Aldi profits jump by 500% as cash-strapped shoppers opt for cheaper groceries
11:46 GMT, 1 October 2012
Aldi profits have shot up by more than 500 per cent over the past year, as cash-strapped shoppers look to save money on their weekly shop.
The German low-cost supermarket chain unveiled multimillion pound plans to open 40 new stores by the end of 2014, taking its total number of UK stores to more than 500.
Middle-class shoppers facing shrinking budgets were behind a 30 per cent rise in group turnover in the year to December 31 to 2.8 billion and a 450 per cent leap in operating profits to 102.9 million.
Looking for bargains: Hundreds of thousands of shoppers are turning to low-cost supermarkets to save money on their groceries
The budget grocer – which has increased market share by 54.1 per cent year on year – has benefited from the squeeze on consumer power as high inflation and low wages forced shoppers to reconsider their shopping habits.
This, combined with rising food prices, mean millions of consumers now opt for cheaper products to save money.
A recent study revealed that a third of higher earners admit they have switched to cheaper supermarkets to help make ends meet.
As many as 32 per cent of middle class people in their 50s and 60s who are mortgage-free and have a high disposable income are looking to lower-cost supermarkets, such as Lidl and Aldi for their grocery to save the pennies, according to the Axa Big Money Index.

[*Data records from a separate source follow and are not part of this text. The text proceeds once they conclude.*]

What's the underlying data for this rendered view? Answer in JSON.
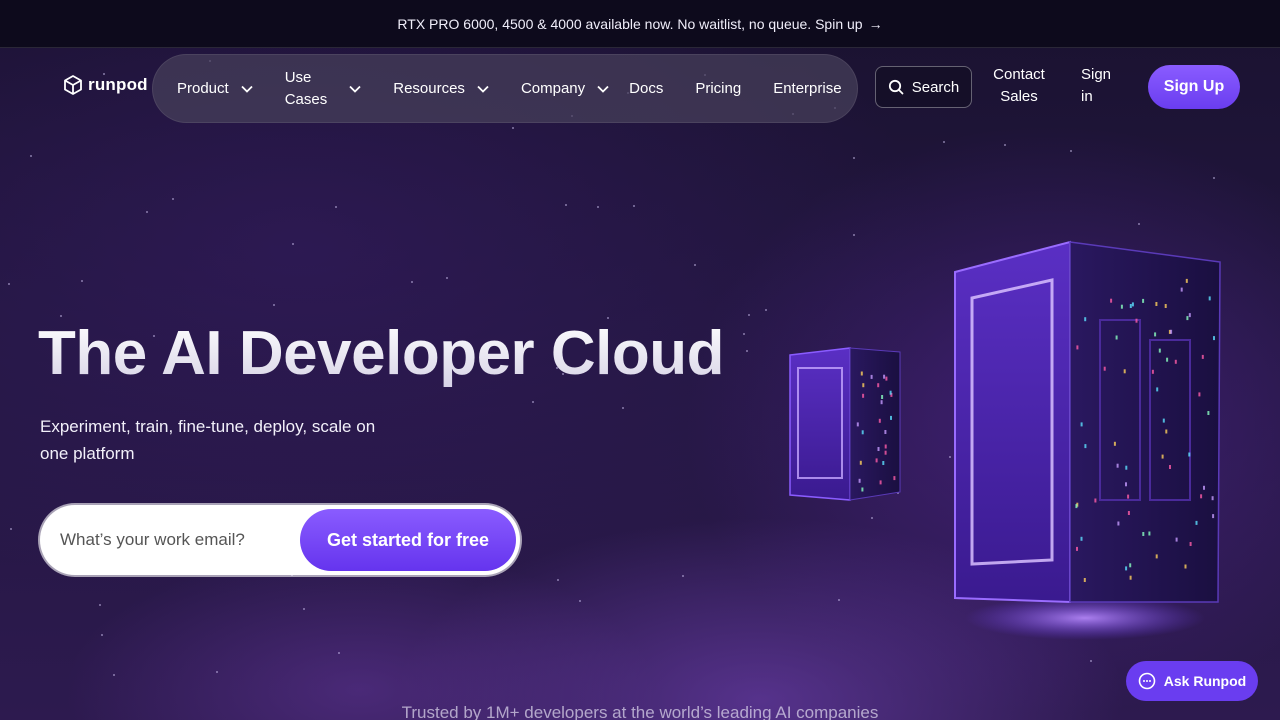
{
  "announcement": {
    "text": "RTX PRO 6000, 4500 & 4000 available now. No waitlist, no queue. Spin up",
    "arrow": "→"
  },
  "brand": {
    "name": "runpod",
    "accent": "#7b4dff"
  },
  "nav": {
    "items": [
      {
        "label": "Product",
        "dropdown": true
      },
      {
        "label_line1": "Use",
        "label_line2": "Cases",
        "dropdown": true
      },
      {
        "label": "Resources",
        "dropdown": true
      },
      {
        "label": "Company",
        "dropdown": true
      },
      {
        "label": "Docs",
        "dropdown": false
      },
      {
        "label": "Pricing",
        "dropdown": false
      },
      {
        "label": "Enterprise",
        "dropdown": false
      }
    ],
    "search_label": "Search",
    "contact_line1": "Contact",
    "contact_line2": "Sales",
    "signin_line1": "Sign",
    "signin_line2": "in",
    "signup_label": "Sign Up"
  },
  "hero": {
    "title": "The AI Developer Cloud",
    "subtitle": "Experiment, train, fine-tune, deploy, scale on one platform",
    "email_placeholder": "What’s your work email?",
    "cta_label": "Get started for free"
  },
  "trusted_text": "Trusted by 1M+ developers at the world’s leading AI companies",
  "ask_label": "Ask Runpod"
}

Graph showing the trend in share of spend going
on food and drink in low income and all UK households, from 2003-04 to
2010 (Source: Defra)
Aldi's meteoric rise is in sharp contrast to Britain's biggest supermarket, Tesco, which is battling to turnaround its fortunes in the UK amid falling like-for-like sales and under-pressure profits.
The company said the strong performance was down to a change in its offering over the last three years, such as greater focus on fresh food, as well as an increase in customers doing a full weekly shop at the stores.
Fresh meat sales have doubled, fruit and vegetable sales grew 48 per cent and bakery sales are up 40 per cent, the retailer said.
UK joint group managing director Matthew Barnes said: 'We're constantly looking at what we do and innovating in line with consumer demand.
They also like Aldi: Many shoppers are looking for cheaper alternatives to save the pennies (Picture from an Aldi TV advert)
'This has seen us expand our product range by 30 per cent, source the vast majority of produce from UK-based companies and make changes like introducing trolleys with baby seats, baskets and more premium products such as fillet steak.
'This approach is helping us win awards and creating strong levels of brand loyalty among consumers.'
The group added that it was seeing similar growth in 2012 in terms of sales volumes and turnover, as well as footfall.
According to the latest Nielsen Key Performance Indicators survey for the four weeks to June 23, Aldi holds 4.1 per cent of the UK grocery market.
Tesco will report its half-year results on Wednesday, when it is expected to reveal pre-tax profits of 1.5billion for the six months to August 25, a drop of 12 per cent on the same half last year.
The UK's biggest retailer issued its first profit warning in 20 years in January and most recently reported a 1.5 per cent fall in underlying sales in the 13 weeks to May 26.
But Tesco insists its 1billion turnaround, which has seen it revamp 100 stores and recruit 4,300 extra staff, is beginning to gain traction as it competes more convincingly with rivals.